One of the four elements of a sellable business is sustainability. A simple way for small business owners to think about sustainability is:  sus­tain­abil­ity cen­ters on the trans­fer­abil­ity of rela­tion­ships and the abil­ity for you to tran­si­tion your role and respon­si­bil­i­ties to a new owner.  If your busi­ness is only worth some­thing as long as you a part of it — it’s not going to be worth much to some­one else when you decide you want to leave.  In this way, sustainability is about movement and transferring relationships, existing contracts, partnerships, and employees to a new owner.

 A business that focuses on long-term sustainability will create sellability.

There are many other aspects to sustainability beyond the sellability-focused transition from one owner to the next.   The last few decades have raised sustainability, also known as corporate social responsibility, to a legitimate concentration of management.   That focus has proven to be beneficial to businesses that concentrate on building a culture with a focus on societal, environmental, and business issues.   Recently, a Harvard Business School paper from Robert G. Eccles, Ioannis Ioannou, and George Serafeim titled  “The Impact of a Corporate Culture of Sustainability on Corporate Behavior and Performance” looked at the culture and performance of companies that voluntarily adopted environmental and social policies many years ago and compared those to companies that had not.  The report states that sustainable firms outperform traditional firms in terms of both stock market and accounting performance.   These companies are more likely to have positive stakeholder engagements, have more of a long-term outlook, and demonstrate more measurement and disclosure of non-financial information. The reports finds that this outperformance is stronger in sectors that are more business-to-consumer (B2C) than business-to-business (B2B), in markets where companies compete on the basis of brand and reputation, and where products depend upon large amounts of natural resources.  The evidence is clear that a business that focuses on long-term sustainability is better off.

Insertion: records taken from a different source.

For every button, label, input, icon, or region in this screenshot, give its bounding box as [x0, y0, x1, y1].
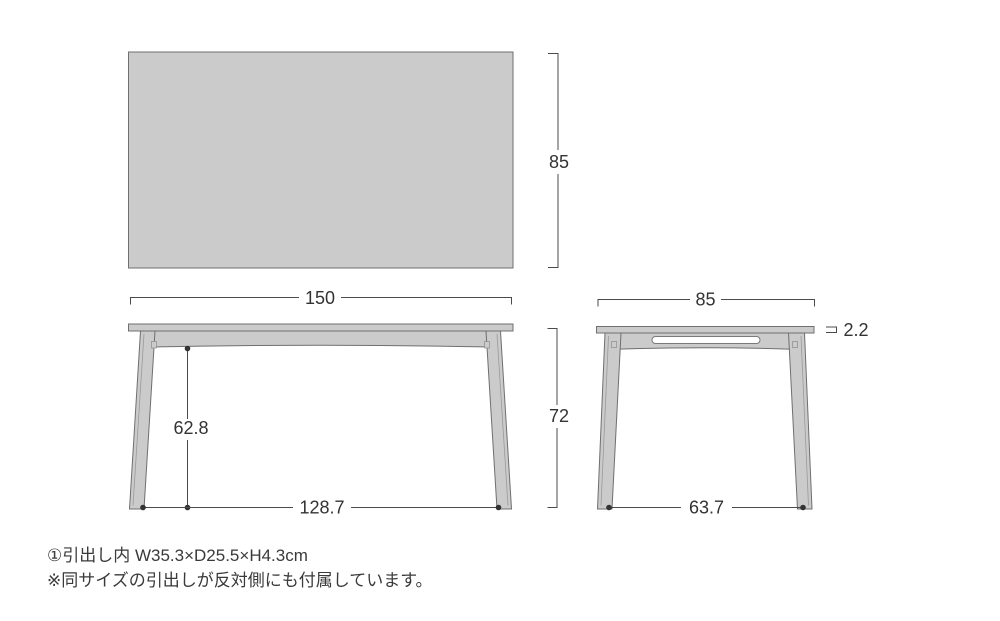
side-left-leg-shape	[598, 333, 622, 509]
dimension-top-thickness: 2.2	[826, 320, 869, 340]
dimension-label-side-depth: 85	[695, 290, 715, 310]
dimension-front-leg-height: 62.8	[165, 346, 211, 511]
leg-joint-notch	[152, 342, 157, 349]
footnote-opposite-drawer: ※同サイズの引出しが反対側にも付属しています。	[47, 571, 433, 590]
leg-joint-notch	[612, 342, 617, 348]
dimension-front-floor-span: 128.7	[140, 498, 501, 518]
dimension-endpoint-dot	[185, 346, 191, 352]
table-dimension-diagram: 85 150 62.8	[0, 0, 1000, 621]
thickness-bracket	[826, 327, 837, 333]
dimension-top-depth: 85	[543, 53, 576, 268]
dimension-endpoint-dot	[606, 505, 612, 511]
front-tabletop-shape	[129, 324, 514, 331]
front-apron-shape	[147, 331, 494, 347]
drawer-slot-shape	[652, 337, 760, 344]
tabletop-plan-shape	[129, 52, 514, 268]
side-view	[597, 327, 815, 510]
dimension-endpoint-dot	[800, 505, 806, 511]
dimension-side-floor-span: 63.7	[606, 498, 806, 518]
footnotes: ①引出し内 W35.3×D25.5×H4.3cm ※同サイズの引出しが反対側にも…	[47, 546, 433, 590]
dimension-label-front-leg-height: 62.8	[173, 418, 208, 438]
dimension-endpoint-dot	[140, 505, 146, 511]
dimension-label-side-floor-span: 63.7	[689, 498, 724, 518]
diagram-svg: 85 150 62.8	[0, 0, 1000, 621]
dimension-total-height: 72	[544, 329, 573, 508]
top-view	[129, 52, 514, 268]
leg-joint-notch	[485, 342, 490, 349]
dimension-endpoint-dot	[496, 505, 502, 511]
dimension-label-total-height: 72	[549, 406, 569, 426]
side-right-leg-shape	[789, 333, 813, 509]
dimension-label-top-depth: 85	[549, 152, 569, 172]
dimension-label-top-thickness: 2.2	[844, 320, 869, 340]
footnote-drawer-size: ①引出し内 W35.3×D25.5×H4.3cm	[47, 546, 308, 565]
dimension-side-depth: 85	[598, 290, 816, 310]
side-tabletop-shape	[597, 327, 815, 334]
leg-joint-notch	[793, 342, 798, 348]
front-view	[129, 324, 514, 509]
dimension-label-width: 150	[305, 288, 335, 308]
dimension-label-front-floor-span: 128.7	[299, 498, 344, 518]
dimension-width: 150	[130, 288, 512, 308]
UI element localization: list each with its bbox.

Here are four sustainability-oriented lessons small business owners can learn from this report:

  1. Long-term planning is important.  Knowing where you want to be in 10 years isn’t just a nice thing to talk about.  It is essential to managing a business you can transition to someone else and will be sustainable for them.
  2. Business reputation is essential.  The trust a business owner builds in their business is often tied to past performance.  But customers also want the confidence that your business will be there in the future.  Concentrate on building the reputation of the business, not just the reputation of the owner, and you’ll build a more sustainable business.
  3. Stakeholder engagement pays dividends.  Customers, supply chain members, and staff all have a role in building sustainability. The relationship they have with the business will help new owners move forward with less risk.
  4. Businesses that concentrate on sustainability are worth more. Higher financial performance may allow the business to increase profitability and therefore the value of the business.

Sellable businesses are those that are attractive and can be continued by new owners.  The failure to address the sustainability element of sellability may reduce the attractiveness of your business and your ability to transition to new owners.

As a business owner where does sustainability fit into your long-term planning?